Ser acadêmico é um título de nobreza do qual me orgulho. Mas me orgulha mais ainda ser de uma Academia Paulista de História, que foi de José Sebastião Witter e agora também é minha. Desde que conheço Isabel que aprendi a venerar figuras uspianas como Sérgio Buarque de Holanda, Caio Prado Júnior, Florestan Fernandes, Leôncio Martins Rodrigues, José Augusto Guilhon, Antônio Cândido, Celso Lafer e Fernando Henrique Cardoso. Conheci-os todos, com alguns deles convivi. Conheci também Witter, em quem Sérgio Buarque depositava justíssima confiança; Orgulha-me mais agora estar aqui sentado na cadeira dele, cumprindo meu plantão. Witter deixou sua marca na cultura paulista lutando pela preservação de sua memória no Arquivo do Estado. Ele não está mais entre nós, mas sua obra permanece, assim como seu exemplo.

Maria Betânia Pimentel de Castro, mãe de Isabel, José Nêumanne Pinto e Maria Isabel de Castro Pinto na posse na APH
Maria Betânia Pimentel de Castro, mãe de Isabel, José Nêumanne Pinto e Maria Isabel de Castro Pinto na posse na APH

Assim como o mestre de Moji das Cruzes dedicou a vida a evitar que documentos históricos fossem devorados pelas traças e, pior ainda, pela insensibilidade de nossos quase sempre vorazes homens e mulheres sapiens e públicos, espero dar minha contribuição à preservação dos fatos históricos verdadeiros. À sombra dele, ambos sentados na cadeira cujo patrono é Hermann Friedrich Julius Meili, travaremos aquilo que Saulo de Tarso, o homem que inventou o amor tal como o conhecemos hoje, chamava de “o bom combate” contra os insetos que fazem da mentira lucro podre. Não tenho os dons diplomáticos nem o amor pela moeda que nosso patrono tinha, mas espero dar uma contribuição, por mínima que seja, para que nossa História não seja distorcida e aparelhada para servir aos interesses de canalhas que usam o dom de iludir para se dar bem na vida e prejudicar a sobrevivência dos outros.

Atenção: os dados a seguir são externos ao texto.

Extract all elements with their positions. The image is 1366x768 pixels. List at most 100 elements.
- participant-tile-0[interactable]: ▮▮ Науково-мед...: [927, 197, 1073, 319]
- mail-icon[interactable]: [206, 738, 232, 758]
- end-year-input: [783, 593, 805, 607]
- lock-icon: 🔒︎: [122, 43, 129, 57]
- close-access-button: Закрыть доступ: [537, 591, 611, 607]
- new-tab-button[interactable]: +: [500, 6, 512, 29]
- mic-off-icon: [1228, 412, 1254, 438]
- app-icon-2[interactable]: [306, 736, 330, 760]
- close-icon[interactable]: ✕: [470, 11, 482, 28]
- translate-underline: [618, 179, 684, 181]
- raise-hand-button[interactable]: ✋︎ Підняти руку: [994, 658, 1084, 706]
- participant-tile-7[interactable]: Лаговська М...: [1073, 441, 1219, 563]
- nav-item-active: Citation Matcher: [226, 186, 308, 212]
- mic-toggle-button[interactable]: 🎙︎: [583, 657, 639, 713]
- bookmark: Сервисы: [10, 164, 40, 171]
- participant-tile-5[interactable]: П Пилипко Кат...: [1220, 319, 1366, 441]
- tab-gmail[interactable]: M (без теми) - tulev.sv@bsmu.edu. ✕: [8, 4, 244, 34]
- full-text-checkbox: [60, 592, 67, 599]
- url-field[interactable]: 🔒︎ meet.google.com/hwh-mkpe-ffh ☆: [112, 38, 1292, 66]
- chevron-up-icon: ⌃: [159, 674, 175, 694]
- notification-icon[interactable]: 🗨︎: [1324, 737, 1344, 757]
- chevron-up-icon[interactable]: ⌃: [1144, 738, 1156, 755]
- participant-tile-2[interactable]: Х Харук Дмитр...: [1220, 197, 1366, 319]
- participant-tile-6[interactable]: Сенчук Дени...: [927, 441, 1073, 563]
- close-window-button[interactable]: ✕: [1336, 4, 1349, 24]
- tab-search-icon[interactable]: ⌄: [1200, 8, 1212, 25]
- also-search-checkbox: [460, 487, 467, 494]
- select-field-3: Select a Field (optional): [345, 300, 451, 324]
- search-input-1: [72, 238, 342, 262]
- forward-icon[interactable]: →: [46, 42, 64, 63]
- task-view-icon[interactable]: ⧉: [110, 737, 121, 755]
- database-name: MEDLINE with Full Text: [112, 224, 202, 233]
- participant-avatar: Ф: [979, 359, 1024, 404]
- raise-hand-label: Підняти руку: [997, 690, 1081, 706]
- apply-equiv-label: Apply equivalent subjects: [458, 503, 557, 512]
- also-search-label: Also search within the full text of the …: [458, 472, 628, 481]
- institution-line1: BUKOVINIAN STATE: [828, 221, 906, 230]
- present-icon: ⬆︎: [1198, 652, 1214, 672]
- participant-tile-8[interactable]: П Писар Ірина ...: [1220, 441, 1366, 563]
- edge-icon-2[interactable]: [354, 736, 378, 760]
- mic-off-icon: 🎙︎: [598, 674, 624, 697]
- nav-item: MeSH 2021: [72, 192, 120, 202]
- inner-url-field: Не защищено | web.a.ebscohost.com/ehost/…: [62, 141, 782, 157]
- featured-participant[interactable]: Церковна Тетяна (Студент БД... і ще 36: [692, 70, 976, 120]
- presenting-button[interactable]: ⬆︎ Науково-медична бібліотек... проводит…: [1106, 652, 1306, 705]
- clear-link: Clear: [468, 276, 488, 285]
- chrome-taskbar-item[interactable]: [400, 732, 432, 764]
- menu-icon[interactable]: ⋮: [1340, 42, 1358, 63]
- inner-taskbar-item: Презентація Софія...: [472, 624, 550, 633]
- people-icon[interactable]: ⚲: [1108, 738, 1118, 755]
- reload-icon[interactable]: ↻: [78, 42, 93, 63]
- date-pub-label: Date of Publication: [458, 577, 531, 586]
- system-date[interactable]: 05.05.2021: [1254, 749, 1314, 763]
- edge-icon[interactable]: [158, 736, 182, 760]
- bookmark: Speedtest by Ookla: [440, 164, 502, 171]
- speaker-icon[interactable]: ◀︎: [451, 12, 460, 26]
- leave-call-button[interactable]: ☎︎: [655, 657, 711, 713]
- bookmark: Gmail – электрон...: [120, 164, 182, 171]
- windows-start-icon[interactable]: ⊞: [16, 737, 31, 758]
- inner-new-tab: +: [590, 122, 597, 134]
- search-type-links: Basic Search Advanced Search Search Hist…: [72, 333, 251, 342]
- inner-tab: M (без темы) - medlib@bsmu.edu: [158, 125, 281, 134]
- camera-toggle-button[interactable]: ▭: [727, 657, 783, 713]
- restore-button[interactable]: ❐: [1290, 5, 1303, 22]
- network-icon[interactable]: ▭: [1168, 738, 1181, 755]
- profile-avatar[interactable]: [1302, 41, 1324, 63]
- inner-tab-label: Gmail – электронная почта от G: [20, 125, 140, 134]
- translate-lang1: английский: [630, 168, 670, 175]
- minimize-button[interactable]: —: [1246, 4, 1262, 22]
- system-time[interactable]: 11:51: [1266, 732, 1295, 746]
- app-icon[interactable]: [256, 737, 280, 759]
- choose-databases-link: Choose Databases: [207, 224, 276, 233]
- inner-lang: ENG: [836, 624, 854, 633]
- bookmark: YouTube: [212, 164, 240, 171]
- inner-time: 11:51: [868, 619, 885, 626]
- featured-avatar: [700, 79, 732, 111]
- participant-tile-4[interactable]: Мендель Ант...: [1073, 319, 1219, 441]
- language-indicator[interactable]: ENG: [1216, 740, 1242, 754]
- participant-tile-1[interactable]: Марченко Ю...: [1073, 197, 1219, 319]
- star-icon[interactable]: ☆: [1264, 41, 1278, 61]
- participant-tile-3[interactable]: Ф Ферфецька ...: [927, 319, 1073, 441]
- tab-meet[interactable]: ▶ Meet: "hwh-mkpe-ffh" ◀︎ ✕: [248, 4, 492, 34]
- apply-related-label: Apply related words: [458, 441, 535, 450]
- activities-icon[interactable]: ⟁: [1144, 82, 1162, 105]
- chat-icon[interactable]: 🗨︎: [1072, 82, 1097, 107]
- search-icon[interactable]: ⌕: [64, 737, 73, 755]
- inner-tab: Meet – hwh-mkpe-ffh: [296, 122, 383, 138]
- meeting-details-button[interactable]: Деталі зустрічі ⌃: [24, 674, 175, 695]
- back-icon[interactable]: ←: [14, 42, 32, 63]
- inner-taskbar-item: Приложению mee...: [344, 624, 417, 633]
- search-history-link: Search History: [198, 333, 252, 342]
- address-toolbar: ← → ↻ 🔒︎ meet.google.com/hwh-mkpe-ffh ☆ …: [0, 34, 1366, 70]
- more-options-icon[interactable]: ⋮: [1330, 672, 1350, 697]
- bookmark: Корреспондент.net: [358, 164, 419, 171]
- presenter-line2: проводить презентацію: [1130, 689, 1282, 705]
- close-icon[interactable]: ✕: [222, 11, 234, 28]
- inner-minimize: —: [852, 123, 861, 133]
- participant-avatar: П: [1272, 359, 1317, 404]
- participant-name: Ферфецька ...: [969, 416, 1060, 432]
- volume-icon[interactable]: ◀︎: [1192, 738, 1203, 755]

Como escreveu o citado professor Jobson no resumo de uma aula que deu e à qual Isabel compareceu, Clio “não registra apenas o tempo que passou na água que escorreu [passado], ou na água que escorre [presente], mas também  naquela que escorrerá [futuro], no fundo sua meta principal, ou seja, o julgamento da posteridade que garantirá a entronização dos fatos e feitos dignos de memória no panteão da História”. Portanto, estarei cumprindo uma missão dela se conseguir o que proponho.